Example: Suppose now we have a population of \(N\) = 10 elements where the target variable values are 2, 3, 3, 4, 5, 6, 6, 9, 10, and 10. The table below shows the (abbreviated) sample space for a simple random sampling design with \(n\) = 4 as well as the values of the estimators \(\hat\tau\) and \(\bar{y}\) for each sample.Sample | \(\hat\tau\) | \(\bar{y}\) |
---|---|---|
\(\{\mathcal{E}_{1},\mathcal{E}_{2},\mathcal{E}_{3},\mathcal{E}_{4}\}\) | 30 | 3 |
\(\{\mathcal{E}_{1},\mathcal{E}_{2},\mathcal{E}_{3},\mathcal{E}_{5}\}\) | 32.5 | 3.25 |
\(\{\mathcal{E}_{1},\mathcal{E}_{2},\mathcal{E}_{3},\mathcal{E}_{6}\}\) | 35 | 3.5 |
\(\{\mathcal{E}_{1},\mathcal{E}_{2},\mathcal{E}_{3},\mathcal{E}_{7}\}\) | 35 | 3.5 |
\(\{\mathcal{E}_{1},\mathcal{E}_{2},\mathcal{E}_{3},\mathcal{E}_{8}\}\) | 42.5 | 4.25 |
\(\{\mathcal{E}_{1},\mathcal{E}_{2},\mathcal{E}_{3},\mathcal{E}_{9}\}\) | 45 | 4.5 |
\(\{\mathcal{E}_{1},\mathcal{E}_{2},\mathcal{E}_{3},\mathcal{E}_{10}\}\) | 45 | 4.5 |
\(\{\mathcal{E}_{1},\mathcal{E}_{2},\mathcal{E}_{4},\mathcal{E}_{5}\}\) | 35 | 3.5 |
\(\vdots\) | \(\vdots\) | \(\vdots\) |
\(\{\mathcal{E}_{7},\mathcal{E}_{8},\mathcal{E}_{9},\mathcal{E}_{10}\}\) | 87.5 | 8.75 |
\(\bar{y}\) | \(\hat\tau\) | Probability |
---|---|---|
3.00 | 30.0 | 0.0047619 |
3.25 | 32.5 | 0.0047619 |
3.50 | 35.0 | 0.0190476 |
3.75 | 37.5 | 0.0238095 |
4.00 | 40.0 | 0.0285714 |
4.25 | 42.5 | 0.0333333 |
4.50 | 45.0 | 0.0476190 |
4.75 | 47.5 | 0.0476190 |
5.00 | 50.0 | 0.0666667 |
5.25 | 52.5 | 0.0904762 |
5.50 | 55.0 | 0.0857143 |
5.75 | 57.5 | 0.0809524 |
6.00 | 60.0 | 0.0857143 |
6.25 | 62.5 | 0.0714286 |
6.50 | 65.0 | 0.0523810 |
6.75 | 67.5 | 0.0619048 |
7.00 | 70.0 | 0.0666667 |
7.25 | 72.5 | 0.0428571 |
7.50 | 75.0 | 0.0285714 |
7.75 | 77.5 | 0.0238095 |
8.00 | 80.0 | 0.0142857 |
8.25 | 82.5 | 0.0047619 |
8.50 | 85.0 | 0.0047619 |
8.75 | 87.5 | 0.0095238 |
The figures below show the sampling distributions of \(\bar{y}\) and \(\hat\tau\).

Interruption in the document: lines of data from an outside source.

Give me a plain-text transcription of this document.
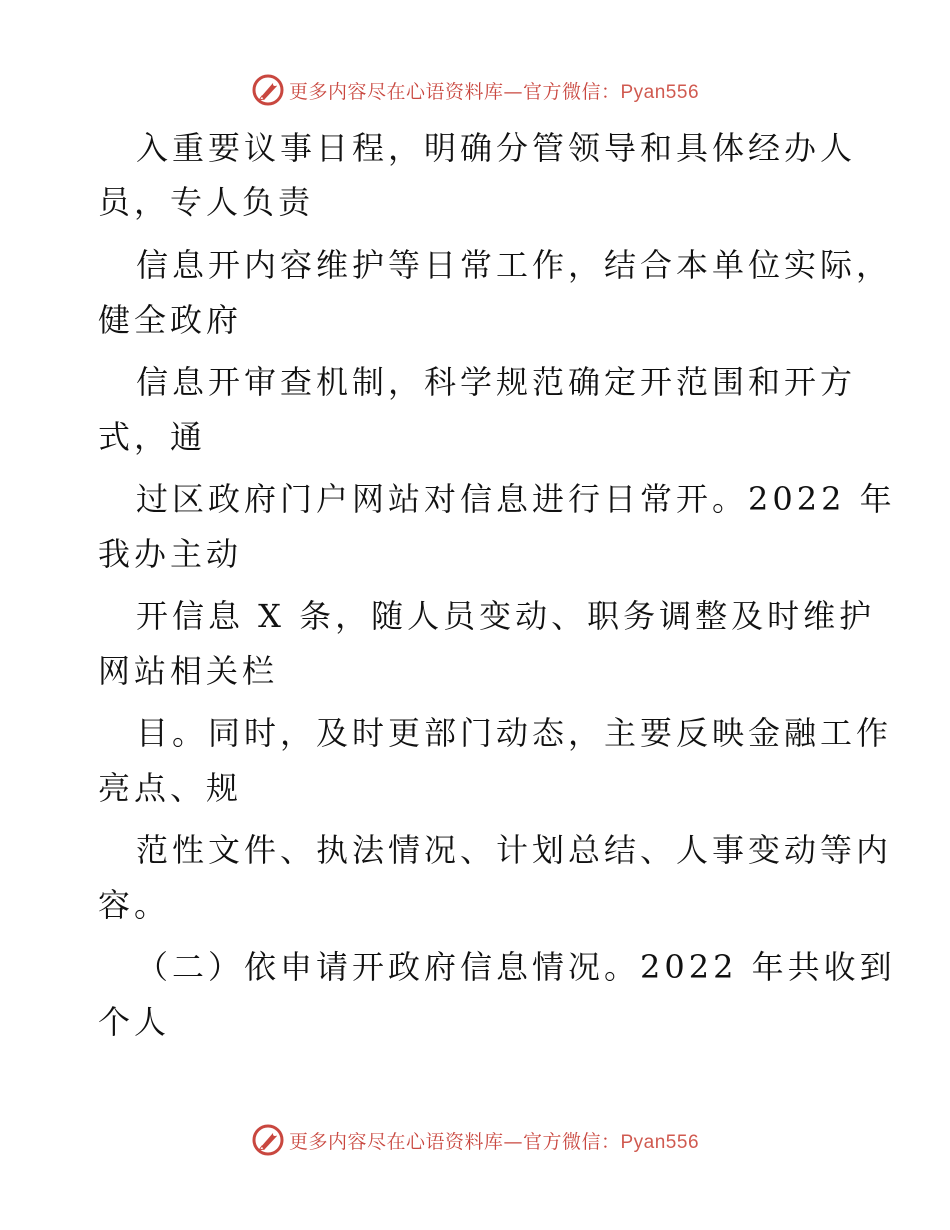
更多内容尽在心语资料库—官方微信：Pyan556
入重要议事日程，明确分管领导和具体经办人
员，专人负责
信息开内容维护等日常工作，结合本单位实际，
健全政府
信息开审查机制，科学规范确定开范围和开方
式，通
过区政府门户网站对信息进行日常开。2022 年
我办主动
开信息 X 条，随人员变动、职务调整及时维护
网站相关栏
目。同时，及时更部门动态，主要反映金融工作
亮点、规
范性文件、执法情况、计划总结、人事变动等内
容。
（二）依申请开政府信息情况。2022 年共收到
个人
更多内容尽在心语资料库—官方微信：Pyan556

If we have a discrete random variable \(X\), then the mean of that random variable (also called its expectation or expected value) is \[ E(X) = \sum_x xP(x), \] where the \(x\) below \(\sum\) indicates that we sum over all values of \(x\).

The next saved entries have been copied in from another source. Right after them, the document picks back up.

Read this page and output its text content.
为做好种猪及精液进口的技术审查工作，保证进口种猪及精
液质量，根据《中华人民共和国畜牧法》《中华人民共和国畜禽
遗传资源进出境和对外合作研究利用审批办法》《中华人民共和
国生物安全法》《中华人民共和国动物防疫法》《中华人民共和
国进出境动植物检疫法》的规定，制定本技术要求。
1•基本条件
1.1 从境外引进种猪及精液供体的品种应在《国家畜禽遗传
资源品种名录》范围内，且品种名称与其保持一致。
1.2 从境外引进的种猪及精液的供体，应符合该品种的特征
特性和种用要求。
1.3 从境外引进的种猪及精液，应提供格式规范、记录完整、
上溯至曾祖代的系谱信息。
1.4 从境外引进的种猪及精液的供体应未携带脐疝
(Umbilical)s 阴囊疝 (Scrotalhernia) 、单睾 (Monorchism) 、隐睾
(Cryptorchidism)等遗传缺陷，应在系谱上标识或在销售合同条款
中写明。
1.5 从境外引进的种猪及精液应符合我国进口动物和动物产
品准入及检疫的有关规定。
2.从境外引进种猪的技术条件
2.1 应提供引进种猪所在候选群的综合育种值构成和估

Example: We can easily confirm that based on the sampling distributions for the smaller population above that \(E(\bar{y}) =\) 3 and \(E(\hat\tau) =\) 12.
But there is a shortcut if we use simple random sampling. For any simple random sampling design, it can be shown that \(E(\bar{y}) = \mu\) and \(E(\hat\tau) = \tau\). When the mean of an estimator equals what is being estimated, then we say that the estimator is an unbiased estimator (otherwise the estimator is a biased estimator).1
Warning: We have discussed two distinct means here: the population mean (\(\mu\)), and the mean of an estimator — e.g., \(E(\bar{y})\) and \(E(\hat\tau)\). Don’t confuse them!
If we have a discrete random variable \(X\), then the variance of that random variable is \[ \text{V}(X) = \sum_x [x - E(X)]^2P(x). \] Example: We can easily confirm that based on the sampling distributions for the smaller population above that \(\text{V}(\bar{y}) \approx\) 1.83 and \(\text{V}(\hat\tau) \approx\) 29.33.
It can be shown that under simple random sampling that the variances can be computed as \[ \text{V}(\bar{y}) = \left(1 - \frac{n}{N}\right)\frac{\sigma^2}{n} \ \ \ \text{and} \ \ \ \text{V}(\hat\tau) = N^2\left(1 - \frac{n}{N}\right)\frac{\sigma^2}{n}, \] where \(\sigma^2\) is the population variance \[ \sigma^2 = \frac{1}{N-1}\sum_{i=1}^N(y_i - \mu)^2, \] and where \(\mu\) is the population mean.2
Example: For the smaller population above \(\sigma^2 =\) 7.33, and for the larger population \(\sigma^2 \approx\) 8.84. What are \(\text{V}(\bar{y})\) and \(\text{V}(\hat\tau)\) for each design?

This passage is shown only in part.